A narrativa desenrola-se numa Lisboa chuvosa e cinzenta, sob a sombra crescente do salazarismo e a ameaça do fascismo que se espalha pela Europa (com a Guerra Civil Espanhola no horizonte). Ricardo Reis instala-se num hotel e vive um tempo de espera e inércia, recebendo visitas periódicas do "fantasma" de Fernando Pessoa. Entre os encontros com o mestre morto e os seus envolvimentos amorosos com a empregada Lídia e a hóspede Marcenda, Reis assiste passivamente ao desenrolar da história.

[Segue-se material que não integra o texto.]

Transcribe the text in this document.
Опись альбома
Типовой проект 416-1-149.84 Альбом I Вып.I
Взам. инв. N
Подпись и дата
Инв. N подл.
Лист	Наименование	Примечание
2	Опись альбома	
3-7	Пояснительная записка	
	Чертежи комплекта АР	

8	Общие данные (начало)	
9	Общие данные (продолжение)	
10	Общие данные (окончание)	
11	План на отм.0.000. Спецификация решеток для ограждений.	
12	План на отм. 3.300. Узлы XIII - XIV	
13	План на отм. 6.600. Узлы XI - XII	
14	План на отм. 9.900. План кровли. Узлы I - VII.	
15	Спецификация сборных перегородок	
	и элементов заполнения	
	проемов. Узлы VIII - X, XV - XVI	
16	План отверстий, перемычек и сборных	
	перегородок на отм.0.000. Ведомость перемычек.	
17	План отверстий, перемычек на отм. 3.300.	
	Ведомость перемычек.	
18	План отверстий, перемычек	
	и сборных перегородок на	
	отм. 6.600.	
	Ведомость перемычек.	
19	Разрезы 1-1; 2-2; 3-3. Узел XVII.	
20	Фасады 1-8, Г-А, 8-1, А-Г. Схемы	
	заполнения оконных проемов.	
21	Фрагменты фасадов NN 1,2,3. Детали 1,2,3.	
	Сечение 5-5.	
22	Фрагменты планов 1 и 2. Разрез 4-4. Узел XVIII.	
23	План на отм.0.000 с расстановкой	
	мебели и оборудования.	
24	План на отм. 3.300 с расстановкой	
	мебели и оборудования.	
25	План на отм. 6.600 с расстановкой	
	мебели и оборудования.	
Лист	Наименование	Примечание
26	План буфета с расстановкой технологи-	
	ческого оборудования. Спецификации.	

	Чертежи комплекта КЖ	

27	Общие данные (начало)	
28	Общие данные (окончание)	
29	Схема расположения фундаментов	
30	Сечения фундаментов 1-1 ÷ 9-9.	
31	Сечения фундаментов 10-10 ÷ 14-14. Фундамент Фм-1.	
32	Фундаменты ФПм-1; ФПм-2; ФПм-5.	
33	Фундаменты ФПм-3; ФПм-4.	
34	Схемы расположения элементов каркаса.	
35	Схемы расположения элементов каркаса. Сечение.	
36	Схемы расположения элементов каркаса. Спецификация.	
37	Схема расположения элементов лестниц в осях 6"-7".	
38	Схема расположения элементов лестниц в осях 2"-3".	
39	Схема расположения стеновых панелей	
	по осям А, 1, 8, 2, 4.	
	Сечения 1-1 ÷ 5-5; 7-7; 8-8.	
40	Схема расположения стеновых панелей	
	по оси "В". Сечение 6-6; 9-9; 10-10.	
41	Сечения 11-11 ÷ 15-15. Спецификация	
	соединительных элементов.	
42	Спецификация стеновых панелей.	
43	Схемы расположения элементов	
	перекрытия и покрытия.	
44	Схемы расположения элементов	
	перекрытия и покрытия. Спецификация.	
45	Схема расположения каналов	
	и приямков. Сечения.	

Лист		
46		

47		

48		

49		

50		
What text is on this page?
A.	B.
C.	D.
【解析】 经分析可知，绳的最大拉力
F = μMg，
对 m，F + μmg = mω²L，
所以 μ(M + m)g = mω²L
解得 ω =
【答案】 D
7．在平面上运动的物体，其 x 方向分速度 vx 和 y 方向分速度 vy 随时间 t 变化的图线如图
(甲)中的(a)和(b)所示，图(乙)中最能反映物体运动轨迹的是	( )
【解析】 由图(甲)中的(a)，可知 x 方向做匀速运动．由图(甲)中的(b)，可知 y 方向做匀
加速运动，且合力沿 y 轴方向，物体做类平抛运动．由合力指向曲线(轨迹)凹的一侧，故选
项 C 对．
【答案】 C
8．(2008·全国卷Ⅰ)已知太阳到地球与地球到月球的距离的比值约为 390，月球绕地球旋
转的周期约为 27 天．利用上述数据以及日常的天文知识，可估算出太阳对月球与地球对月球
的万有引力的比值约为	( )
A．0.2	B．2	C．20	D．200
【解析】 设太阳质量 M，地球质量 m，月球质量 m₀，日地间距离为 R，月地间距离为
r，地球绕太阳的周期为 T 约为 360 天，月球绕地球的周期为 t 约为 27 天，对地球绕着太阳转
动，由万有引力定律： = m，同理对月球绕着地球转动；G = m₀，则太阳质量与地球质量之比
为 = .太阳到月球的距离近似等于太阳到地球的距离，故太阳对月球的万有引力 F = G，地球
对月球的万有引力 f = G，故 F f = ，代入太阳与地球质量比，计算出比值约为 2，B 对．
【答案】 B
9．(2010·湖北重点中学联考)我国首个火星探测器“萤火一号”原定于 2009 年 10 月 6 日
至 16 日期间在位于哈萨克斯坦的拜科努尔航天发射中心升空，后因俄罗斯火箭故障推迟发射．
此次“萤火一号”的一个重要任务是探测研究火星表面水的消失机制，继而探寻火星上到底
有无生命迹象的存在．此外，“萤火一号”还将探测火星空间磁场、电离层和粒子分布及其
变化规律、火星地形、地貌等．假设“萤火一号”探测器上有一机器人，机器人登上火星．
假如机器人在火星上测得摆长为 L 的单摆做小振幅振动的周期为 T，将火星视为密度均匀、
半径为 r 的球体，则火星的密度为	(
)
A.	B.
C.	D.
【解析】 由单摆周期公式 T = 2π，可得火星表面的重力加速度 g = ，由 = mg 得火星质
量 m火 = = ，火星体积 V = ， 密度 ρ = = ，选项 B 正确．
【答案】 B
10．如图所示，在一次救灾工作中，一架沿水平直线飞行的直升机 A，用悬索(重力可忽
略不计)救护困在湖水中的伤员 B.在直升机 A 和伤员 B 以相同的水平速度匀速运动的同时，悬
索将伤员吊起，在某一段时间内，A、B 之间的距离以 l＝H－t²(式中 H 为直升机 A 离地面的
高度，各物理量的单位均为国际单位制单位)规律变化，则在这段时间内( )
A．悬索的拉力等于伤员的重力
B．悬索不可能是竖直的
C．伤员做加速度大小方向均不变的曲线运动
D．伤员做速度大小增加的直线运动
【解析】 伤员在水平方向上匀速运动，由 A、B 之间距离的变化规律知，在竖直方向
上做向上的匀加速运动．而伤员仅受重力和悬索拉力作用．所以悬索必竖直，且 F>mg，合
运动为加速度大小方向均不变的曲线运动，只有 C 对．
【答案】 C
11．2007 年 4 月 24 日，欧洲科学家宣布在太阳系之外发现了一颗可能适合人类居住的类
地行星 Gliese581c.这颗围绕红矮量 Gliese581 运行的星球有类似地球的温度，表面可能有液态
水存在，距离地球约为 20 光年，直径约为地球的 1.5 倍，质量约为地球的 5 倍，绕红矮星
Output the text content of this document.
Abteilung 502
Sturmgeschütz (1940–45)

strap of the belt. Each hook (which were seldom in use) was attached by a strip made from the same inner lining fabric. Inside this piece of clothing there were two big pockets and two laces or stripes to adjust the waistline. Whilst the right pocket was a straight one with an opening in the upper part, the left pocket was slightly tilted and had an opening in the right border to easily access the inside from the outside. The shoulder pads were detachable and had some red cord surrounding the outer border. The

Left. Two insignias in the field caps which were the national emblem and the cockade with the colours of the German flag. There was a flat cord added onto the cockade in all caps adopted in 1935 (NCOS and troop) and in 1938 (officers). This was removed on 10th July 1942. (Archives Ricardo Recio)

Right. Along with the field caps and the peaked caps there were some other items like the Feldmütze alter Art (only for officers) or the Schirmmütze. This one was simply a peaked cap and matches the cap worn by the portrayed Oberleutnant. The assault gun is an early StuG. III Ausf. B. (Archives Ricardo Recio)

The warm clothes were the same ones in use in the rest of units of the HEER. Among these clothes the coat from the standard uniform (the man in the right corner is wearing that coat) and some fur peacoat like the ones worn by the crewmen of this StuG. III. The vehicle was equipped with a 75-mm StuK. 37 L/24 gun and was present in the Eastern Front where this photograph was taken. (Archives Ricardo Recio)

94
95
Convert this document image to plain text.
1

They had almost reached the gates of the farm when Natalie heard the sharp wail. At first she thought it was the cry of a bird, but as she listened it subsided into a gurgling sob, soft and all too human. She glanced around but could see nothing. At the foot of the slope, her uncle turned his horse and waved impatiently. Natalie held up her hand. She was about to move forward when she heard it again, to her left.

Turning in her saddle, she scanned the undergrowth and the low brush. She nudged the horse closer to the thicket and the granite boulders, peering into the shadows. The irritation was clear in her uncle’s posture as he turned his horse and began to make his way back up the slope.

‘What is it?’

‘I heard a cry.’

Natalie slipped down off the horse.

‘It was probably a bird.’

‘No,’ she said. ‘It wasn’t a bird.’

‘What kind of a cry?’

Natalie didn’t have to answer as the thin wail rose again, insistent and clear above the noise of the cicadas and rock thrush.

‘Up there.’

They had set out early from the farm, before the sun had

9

Neste livro, Saramago dialoga magistralmente com a estética de Pessoa, utilizando a intertextualidade para questionar a relação entre o autor, a obra e o mundo real. É uma meditação profunda sobre a finitude, a passividade política e o papel do artista diante de uma realidade que desmorona, culminando num desfecho onde o criatura e o criador finalmente se fundem no silêncio da morte.
Simbologia Literária
A presença de Lídia como personagem central é uma subversão brilhante de Saramago. Enquanto na poesia de Pessoa ela era uma musa idealizada e clássica ("Vem sentar-te comigo, Lídia, à beira do rio"), no romance ela ganha corpo e voz como uma mulher real, trabalhadora e politizada, contrastando com a apatia intelectual de Ricardo Reis.
O diálogo constante entre o vivo-moribundo Reis e o morto-presente Pessoa cria uma atmosfera de "fantasmagoria" que permeia toda a obra, servindo como uma reflexão sobre como a literatura pode prolongar ou encerrar a existência.